En outre, dans le contexte d’une telle activité, le salaire moyen publié dans les offres d’emploi seulement à la fin de l’année dernière a baissé de 4,5 %. Et si des difficultés surviennent, le personnel ne se précipitera pas pour démissionner pour s’évader dans l’inconnu. Une situation d’emploi difficile peut pousser les employés à reconsidérer leur attitude au travail. Avec la bonne motivation, une crise devient un outil pour augmenter la productivité. Des problèmes communs peuvent rassembler le personnel. Par conséquent, il est important que les employés soient conscients de ce qui se passe et se sentent impliqués dans le développement de l’entreprise.

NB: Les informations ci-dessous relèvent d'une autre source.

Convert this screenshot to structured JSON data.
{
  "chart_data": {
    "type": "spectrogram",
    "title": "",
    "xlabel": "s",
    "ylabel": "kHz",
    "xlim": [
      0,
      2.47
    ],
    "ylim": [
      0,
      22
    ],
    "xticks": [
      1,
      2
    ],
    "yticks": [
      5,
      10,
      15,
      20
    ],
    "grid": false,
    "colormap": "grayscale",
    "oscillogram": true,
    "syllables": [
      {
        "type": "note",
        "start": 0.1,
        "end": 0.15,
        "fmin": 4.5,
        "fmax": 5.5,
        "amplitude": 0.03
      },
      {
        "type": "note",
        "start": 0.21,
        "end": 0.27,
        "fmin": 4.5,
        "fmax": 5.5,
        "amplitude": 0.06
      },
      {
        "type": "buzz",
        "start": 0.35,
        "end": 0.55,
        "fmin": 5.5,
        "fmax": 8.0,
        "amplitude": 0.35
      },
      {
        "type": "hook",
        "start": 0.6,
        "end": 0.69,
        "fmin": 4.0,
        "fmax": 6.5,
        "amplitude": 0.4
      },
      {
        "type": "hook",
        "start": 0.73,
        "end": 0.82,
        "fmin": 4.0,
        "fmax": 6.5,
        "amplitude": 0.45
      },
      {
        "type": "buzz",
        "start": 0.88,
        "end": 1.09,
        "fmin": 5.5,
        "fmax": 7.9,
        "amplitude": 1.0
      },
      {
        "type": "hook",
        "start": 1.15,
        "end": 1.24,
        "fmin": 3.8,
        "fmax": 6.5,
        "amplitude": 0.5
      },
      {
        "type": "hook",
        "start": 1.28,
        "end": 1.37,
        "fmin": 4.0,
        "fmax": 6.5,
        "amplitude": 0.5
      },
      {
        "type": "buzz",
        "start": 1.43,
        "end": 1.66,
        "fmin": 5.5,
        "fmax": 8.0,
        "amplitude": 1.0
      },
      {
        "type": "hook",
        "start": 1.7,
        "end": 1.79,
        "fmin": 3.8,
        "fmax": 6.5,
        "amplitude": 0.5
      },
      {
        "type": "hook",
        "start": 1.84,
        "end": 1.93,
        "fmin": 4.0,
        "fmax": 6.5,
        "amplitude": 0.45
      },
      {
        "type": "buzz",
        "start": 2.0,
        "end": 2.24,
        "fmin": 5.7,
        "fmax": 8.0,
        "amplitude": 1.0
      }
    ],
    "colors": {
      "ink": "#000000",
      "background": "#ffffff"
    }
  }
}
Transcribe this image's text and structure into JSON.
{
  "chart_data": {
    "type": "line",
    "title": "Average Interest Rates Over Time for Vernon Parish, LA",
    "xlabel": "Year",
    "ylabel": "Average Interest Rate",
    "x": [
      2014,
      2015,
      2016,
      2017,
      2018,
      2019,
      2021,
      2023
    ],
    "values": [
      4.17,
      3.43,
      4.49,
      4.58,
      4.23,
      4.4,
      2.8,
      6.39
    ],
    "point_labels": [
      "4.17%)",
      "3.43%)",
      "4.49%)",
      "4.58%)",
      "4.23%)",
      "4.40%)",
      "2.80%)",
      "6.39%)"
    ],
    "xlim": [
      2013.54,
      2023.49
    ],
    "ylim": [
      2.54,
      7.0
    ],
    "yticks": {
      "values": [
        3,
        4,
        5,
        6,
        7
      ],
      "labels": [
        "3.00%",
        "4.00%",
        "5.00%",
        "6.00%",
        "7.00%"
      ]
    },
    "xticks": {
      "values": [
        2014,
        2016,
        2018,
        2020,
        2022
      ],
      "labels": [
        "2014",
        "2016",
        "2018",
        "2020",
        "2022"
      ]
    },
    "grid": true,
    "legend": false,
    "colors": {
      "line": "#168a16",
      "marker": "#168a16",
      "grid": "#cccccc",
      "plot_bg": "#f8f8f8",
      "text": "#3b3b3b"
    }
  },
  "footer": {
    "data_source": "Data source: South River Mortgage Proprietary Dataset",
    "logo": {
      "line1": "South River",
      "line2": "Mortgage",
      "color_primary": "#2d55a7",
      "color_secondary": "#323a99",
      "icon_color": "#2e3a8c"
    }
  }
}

Raison 3. Baisse des prix sur le marché immobilier
Les rues du centre de la ville regorgent d’annonces de location. Quelque part, il y avait une banque, quelque part un café. Là où il n’y avait pas d’espace libre, il y a maintenant une bonne sélection d’espaces commerciaux. Et vous n’avez pas à payer des prix exorbitants pour eux. Au cours de l’année écoulée, le prix de l’immobilier commercial dans la capitale a baissé de 10 à 16 %. Et les loyers ont baissé d’un quart au cours des deux ou trois dernières années. À cet égard, il est difficile d’imaginer la meilleure situation pour lancer un projet. Malgré la situation économique difficile, la construction d’espaces commerciaux se poursuit dans les grandes villes. Et si dans les centres d’affaires déjà occupés, les propriétaires de locaux hésitent à réduire les tarifs, alors les nouveaux bureaux devront être remplis par quelqu’un – ici, les propriétaires peuvent s’avérer beaucoup plus accommodants. Pour plus des informations, découvrez le guide complet pour tout savoir sur la gestion note de frais en entreprise.